Until recently, a conversation with your computer would have been nonsensical at best, one-sided at worst.
“It’s always been promised as, ‘It’s going to work really well, really soon,’ ” said James Landay, a professor of computer science at Stanford University, “but over the years it was never really ready.”
Until now, that is.
Landay, an expert in human-computer interaction, credits a convergence of breakthroughs — everything from cloud and AI to advanced algorithms and cheap noise-cancelling mics — for making speech recognition a soon-to-be game changer.
“A big thing happened three or four years ago,” said Landay, “which is the switch to using deep learning in the speech recognition algorithms. Right now, most of the processing — AI and machine learning — is running in the cloud. That has really pushed the technology beyond a certain level.”
The chattier our computers get, the bigger the implications.
Not only in the home, where products like Siri and Alexa are already offering day-to-day assistance. But in the enterprise, where business leaders and workers should prepare for a new dimension in human-machine interactions.
Already, speech recognition is outpacing humans at typing and texting, as a 2016 Stanford study showed. “We did this study in both English and Mandarin Chinese,” Landay said, “and found pretty much the same results — 2.8 times faster to be accurate.”
Next up? Computers that go beyond fast typing and simple responses to comprehending, learning, and holding up their end in a true dialogue.
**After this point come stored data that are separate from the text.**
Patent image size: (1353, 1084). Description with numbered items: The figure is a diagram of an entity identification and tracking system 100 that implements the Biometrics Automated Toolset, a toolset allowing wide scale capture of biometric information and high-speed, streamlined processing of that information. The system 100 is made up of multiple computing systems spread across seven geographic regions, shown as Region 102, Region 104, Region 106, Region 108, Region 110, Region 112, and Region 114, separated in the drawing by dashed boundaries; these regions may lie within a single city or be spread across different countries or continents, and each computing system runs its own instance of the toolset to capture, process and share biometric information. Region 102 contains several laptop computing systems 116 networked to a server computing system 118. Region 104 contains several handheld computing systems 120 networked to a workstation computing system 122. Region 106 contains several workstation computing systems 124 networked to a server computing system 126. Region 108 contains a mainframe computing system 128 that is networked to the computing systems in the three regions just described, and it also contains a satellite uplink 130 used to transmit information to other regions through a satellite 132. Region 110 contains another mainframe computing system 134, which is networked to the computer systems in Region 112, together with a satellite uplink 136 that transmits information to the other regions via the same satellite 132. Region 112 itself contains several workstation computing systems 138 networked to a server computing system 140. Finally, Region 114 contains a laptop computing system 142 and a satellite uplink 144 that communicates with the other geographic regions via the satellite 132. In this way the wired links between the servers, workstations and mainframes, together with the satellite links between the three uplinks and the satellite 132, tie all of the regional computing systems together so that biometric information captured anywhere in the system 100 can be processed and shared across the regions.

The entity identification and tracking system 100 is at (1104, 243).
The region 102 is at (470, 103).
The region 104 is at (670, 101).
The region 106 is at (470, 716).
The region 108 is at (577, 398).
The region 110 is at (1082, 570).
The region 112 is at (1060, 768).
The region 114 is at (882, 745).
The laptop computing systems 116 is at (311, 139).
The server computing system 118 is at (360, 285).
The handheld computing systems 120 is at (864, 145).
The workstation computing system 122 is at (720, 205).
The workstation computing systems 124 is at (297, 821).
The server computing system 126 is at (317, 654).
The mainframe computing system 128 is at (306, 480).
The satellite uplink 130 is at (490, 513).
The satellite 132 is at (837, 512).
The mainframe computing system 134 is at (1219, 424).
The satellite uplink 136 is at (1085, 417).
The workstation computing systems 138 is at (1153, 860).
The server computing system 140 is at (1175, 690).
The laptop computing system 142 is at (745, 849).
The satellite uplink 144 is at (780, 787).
“I think the part of just getting speech recognition right, that part is working really well now,” Landy said. “The language understanding is really the next part, that is the hard problem.”
After all, as impressive as Alexa and Siri are, we’ve all experienced those comic moments when they don’t have a clue what we were asking.
“I do think people run into a wall very quickly,” Landay said, “and find what these devices cannot do. The speech recognition works, but now it’s the language understanding issue.”
Landay expects cloud-based AI to eventually comprehend nuances of communication like double-meanings, context, and non-verbal gestures.
“The next step is to do more complex things,” he said. “Can you have interfaces that understand what you’re speaking about and what you’re gesturing with your body, what we call multi-modal?”
Landay predicts such complex interactions within five to ten years, with “intelligent assistants” that master the subtleties of your voice and changing needs. “Emotion even,” he added, “understanding your tone.”
But speech recognition is already a player in business today. And bots may be “manning” a helpdesk near you.
“We already see it in customer support,” said Landay. “Maybe you have a bot at the front-end that tries to figure out what the customer’s problem is. And if that’s just a standard thing we hear over and over, here’s the solution.”
For more complicated interactions, the bot can hand the question off to a human. “We see it as a triage kind of thing,” Landay added. “In the end, a person still has to figure out what to do.”
Speech recognition can also play a role wherever hands-free interactions are needed.
“It’s a really good interface when you’re busy doing something else,” Landay said. “We could imagine speech working in certain factory situations or driving situations.
Obviously noise has been an issue in a factory environment. But that’s being taken care of by noise-canceling microphones.”